Monthly Archives: September 2010

There’s always a little Rumi for improvement.

I am thankful because today is a day without deadlines, without priorities, without clear and precise guidelines. This is not to say that any day has them, necessarily.

I woke up early today and slowly rolled out of bed. I ate a hearty, un-heart-friendly breakfast, and proceeded to walk along the campus, watching the sun rise between the trees, thrusting rays between branches.

I took a shower, enjoyed the warm water, and thought of cleansing. Both physical and otherwise. Of cares of the week before, of busy-ness. There’s something renewing about the feeling of the worries and troubles of everything past rising up out of your skin before being brushed away.

I ran my fingers up and down the neck of my banjo. I heard the chords and notes resonate off into the distance, bouncing off the walls of the dimly lit room, only brightened by the sunlight pouring through the windows to the outside world. I laughed at my inability to play in a technically sound manner.

I talked to people. Made silly jokes with my roommate, made silly jokes with friends hundreds of miles away. There aren’t enough silly jokes in the world, I think we’re all a little too uptight sometimes. Our desire to control what is beyond our control does that sometimes.

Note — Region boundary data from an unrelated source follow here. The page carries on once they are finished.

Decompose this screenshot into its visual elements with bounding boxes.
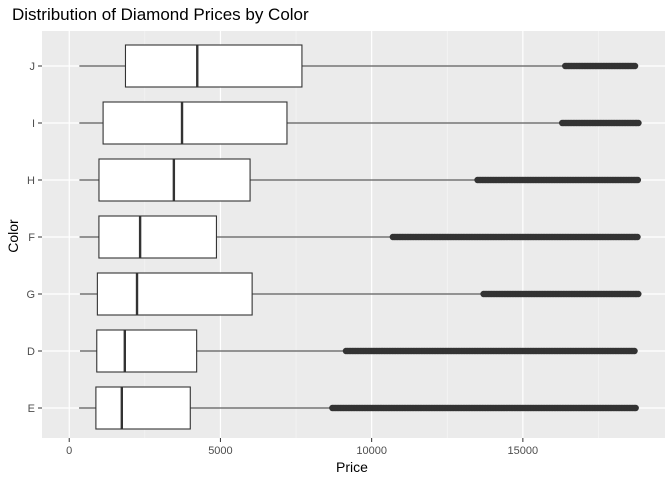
- outlier-points: [558, 119, 642, 127]
- outlier-point: [631, 347, 638, 355]
- x-tick-label: 15000: [508, 445, 539, 457]
- outlier-point: [631, 62, 639, 70]
- outlier-point: [635, 119, 642, 127]
- y-tick-label: J: [30, 61, 36, 73]
- y-axis-title: Color: [5, 219, 21, 253]
- outlier-points: [474, 176, 642, 184]
- x-axis-title: Price: [336, 459, 368, 475]
- outlier-points: [562, 62, 639, 70]
- x-tick-label: 0: [66, 445, 72, 457]
- box-G: [79, 272, 642, 316]
- y-tick-label: G: [26, 289, 35, 301]
- chart-title: Distribution of Diamond Prices by Color: [12, 5, 309, 24]
- box-E: [79, 386, 639, 430]
- box-I: [79, 101, 642, 145]
- x-tick-label: 5000: [208, 445, 232, 457]
- box-H: [79, 158, 642, 202]
- y-axis: J I H F G D E: [26, 61, 42, 415]
- outlier-points: [389, 233, 641, 241]
- iqr-box: [96, 272, 253, 316]
- outlier-point: [634, 233, 641, 241]
- y-tick-label: E: [28, 403, 35, 415]
- x-tick-label: 10000: [356, 445, 387, 457]
- iqr-box: [124, 44, 303, 88]
- outlier-point: [632, 404, 639, 412]
- iqr-box: [96, 329, 198, 373]
- y-tick-label: D: [27, 346, 35, 358]
- iqr-box: [95, 386, 191, 430]
- y-tick-label: F: [28, 232, 35, 244]
- box-J: [79, 44, 639, 88]
- outlier-points: [329, 404, 639, 412]
- iqr-box: [98, 215, 217, 259]
- iqr-box: [102, 101, 288, 145]
- y-tick-label: H: [27, 175, 35, 187]
- box-series: [79, 44, 642, 430]
- outlier-point: [634, 176, 642, 184]
- box-F: [79, 215, 641, 259]
- x-axis: 0 5000 10000 15000: [66, 438, 538, 457]
- outlier-point: [635, 290, 642, 298]
- box-D: [80, 329, 638, 373]
- outlier-points: [480, 290, 642, 298]
- outlier-points: [342, 347, 638, 355]
- y-tick-label: I: [32, 118, 35, 130]
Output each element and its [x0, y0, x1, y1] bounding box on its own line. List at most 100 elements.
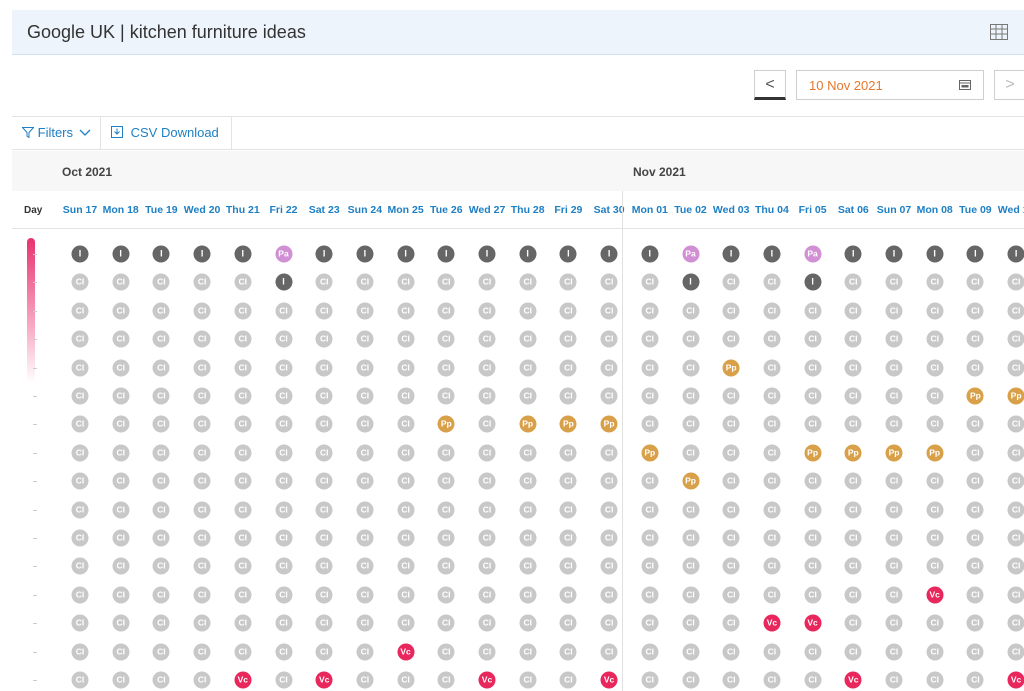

Now, I’m staring out a window again.

Well, two windows. Maybe three.

My laptop screen, the window into an artificial world, a world of zeros and ones.

The window to my right, where the sun resonates, but from a different angle than it did hours past. Shadows trace buildings, grass, cornfields, cars.

And the window into the soul, of the poetry I’ve been reading all afternoon.

I drink my coffee slowly, exhaling so that it rises up against my face, fogging my glasses. Most times, I sip my coffee as though it were water. But today I focus on making the most of each moment.

I read somewhere not too long ago that stillness is more difficult than busy-ness. It requires concentration, endurance. And today, in the absence of “goals” and “tasks”, I focused instead not on loneliness, or creating diversions, but rather soaking up this fine day.

Today, I am thankful for relishing. For peace. For humbly strolling, and the renewing, the energy that comes from that. Amen.